Insufficient account is taken of these factors in economic figures used for international comparisons. This is true, for example, of the wide-ranging and, at the time, internationally applauded 2009 economic stimulus programme, which led to a rapid increase in lending by the state-owned banks. How this policy is rated now very much depends on the extent to which the aforementioned aspects of the Chinese system are considered: did the loans go primarily to prestige projects set up by local authorities? Was the local private sector supported? Was economically appropriate investment effected? How great is the risk of banks facing serious loan losses in the future? Opinions on these aspects differ: while the programme financed, for example, the expansion of the high-speed railway network and so improved transport links between many cities, the Ministry of Railways has recently been beset by corruption scandals, a serious accident in 2011 has led to the maturity of Chinese high-speed trains being questioned, and track problems mean that trains today travel at well below target speeds.

With the government having yet to draw up a new, comprehensive stimulus programme this year, despite the weakness of the economy, it is difficult to assess the situation: is this a good sign, indicating that the government has recognised the risks associated with the policy pursued in 2009 and intends to place greater confidence in market forces again? Or is it a bad sign, merely reflecting the lack of agreement within the government at a time of political transition?

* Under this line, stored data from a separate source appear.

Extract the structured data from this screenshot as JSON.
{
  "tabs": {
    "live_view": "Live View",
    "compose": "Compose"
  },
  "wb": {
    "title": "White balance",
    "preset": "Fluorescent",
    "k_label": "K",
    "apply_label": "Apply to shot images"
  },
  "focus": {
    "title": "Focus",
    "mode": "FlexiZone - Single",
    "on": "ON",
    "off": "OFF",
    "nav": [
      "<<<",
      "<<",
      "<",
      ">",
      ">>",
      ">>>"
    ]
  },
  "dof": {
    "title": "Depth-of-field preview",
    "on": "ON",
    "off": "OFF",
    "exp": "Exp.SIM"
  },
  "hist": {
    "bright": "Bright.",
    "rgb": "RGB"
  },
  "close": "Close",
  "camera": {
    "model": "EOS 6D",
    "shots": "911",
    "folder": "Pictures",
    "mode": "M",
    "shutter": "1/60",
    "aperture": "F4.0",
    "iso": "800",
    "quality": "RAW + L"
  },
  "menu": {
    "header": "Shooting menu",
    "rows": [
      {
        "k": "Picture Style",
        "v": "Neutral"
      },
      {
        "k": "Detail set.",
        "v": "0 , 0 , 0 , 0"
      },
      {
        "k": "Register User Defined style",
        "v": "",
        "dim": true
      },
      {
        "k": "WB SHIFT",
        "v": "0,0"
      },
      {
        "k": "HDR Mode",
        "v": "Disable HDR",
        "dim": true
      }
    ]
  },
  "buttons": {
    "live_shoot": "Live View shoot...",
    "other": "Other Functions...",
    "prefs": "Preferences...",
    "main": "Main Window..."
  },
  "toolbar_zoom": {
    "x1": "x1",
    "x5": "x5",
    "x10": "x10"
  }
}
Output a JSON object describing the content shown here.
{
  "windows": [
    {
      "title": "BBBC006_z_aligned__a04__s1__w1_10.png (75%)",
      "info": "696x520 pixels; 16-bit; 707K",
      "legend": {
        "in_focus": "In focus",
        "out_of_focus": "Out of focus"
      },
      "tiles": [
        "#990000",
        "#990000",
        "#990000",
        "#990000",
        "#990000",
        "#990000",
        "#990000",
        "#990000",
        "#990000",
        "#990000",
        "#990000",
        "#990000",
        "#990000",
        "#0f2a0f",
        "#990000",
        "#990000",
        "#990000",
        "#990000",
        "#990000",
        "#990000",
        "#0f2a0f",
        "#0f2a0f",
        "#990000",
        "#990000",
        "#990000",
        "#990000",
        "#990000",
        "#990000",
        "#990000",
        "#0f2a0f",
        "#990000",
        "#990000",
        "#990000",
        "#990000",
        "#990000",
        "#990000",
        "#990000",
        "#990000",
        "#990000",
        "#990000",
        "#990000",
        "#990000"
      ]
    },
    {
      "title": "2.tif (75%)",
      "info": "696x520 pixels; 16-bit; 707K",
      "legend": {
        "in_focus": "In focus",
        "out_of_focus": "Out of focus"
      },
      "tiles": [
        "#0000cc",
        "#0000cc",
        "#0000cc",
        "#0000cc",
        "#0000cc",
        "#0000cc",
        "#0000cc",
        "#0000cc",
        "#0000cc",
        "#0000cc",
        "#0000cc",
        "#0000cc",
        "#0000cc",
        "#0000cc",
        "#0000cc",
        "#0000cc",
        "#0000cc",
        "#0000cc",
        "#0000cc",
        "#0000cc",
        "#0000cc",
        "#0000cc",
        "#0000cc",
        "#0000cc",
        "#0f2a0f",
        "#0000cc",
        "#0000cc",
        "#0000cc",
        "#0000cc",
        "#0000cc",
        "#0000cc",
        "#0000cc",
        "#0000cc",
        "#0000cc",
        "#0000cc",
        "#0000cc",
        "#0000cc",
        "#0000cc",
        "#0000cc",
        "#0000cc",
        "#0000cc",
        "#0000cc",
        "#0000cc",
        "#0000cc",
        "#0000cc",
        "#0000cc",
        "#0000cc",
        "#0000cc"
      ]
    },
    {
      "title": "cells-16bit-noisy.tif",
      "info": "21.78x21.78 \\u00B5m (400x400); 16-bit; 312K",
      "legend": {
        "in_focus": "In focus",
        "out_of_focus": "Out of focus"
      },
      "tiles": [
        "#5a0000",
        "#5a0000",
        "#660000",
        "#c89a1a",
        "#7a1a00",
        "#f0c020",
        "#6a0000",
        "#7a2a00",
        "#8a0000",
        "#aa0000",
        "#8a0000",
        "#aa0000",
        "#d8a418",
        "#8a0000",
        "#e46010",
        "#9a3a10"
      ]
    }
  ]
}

These questions show that the major challenges facing China’s economic policy are of a regulative rather than an economic nature. For some time now the government has been emphasising China’s need for a new growth model. In an aging society and with factor prices rising, a model based on export-oriented, labour-intensive production no longer augurs so well. Innovation, a knowledge-based society and green growth are the goals for the future. So far the government has relied primarily on industrial policy instruments and state control to bring this change about. But there are some indications that a new growth model cannot be achieved without a new economic order, one that promotes transparency and fair competition and is based on an education system that makes creativity, free thinking and dissent possible. The dilemma facing Chinese policy (and politicians) is that, while an economic order of this kind appears important for China’s continued economic development, it will also threaten the continued existence of the political order and the privileges of the present elites.

This week will see the 18th Party Congress and the appointment of the country’s new political leaders. The candidates for the reins of power in China are known. Precisely what policy they will pursue will emerge only in the next few years. The rest of the world can but hope that the new leaders find a way to cushion the consequences of the financial crisis without delaying the decisions on the political and economic order unnecessarily.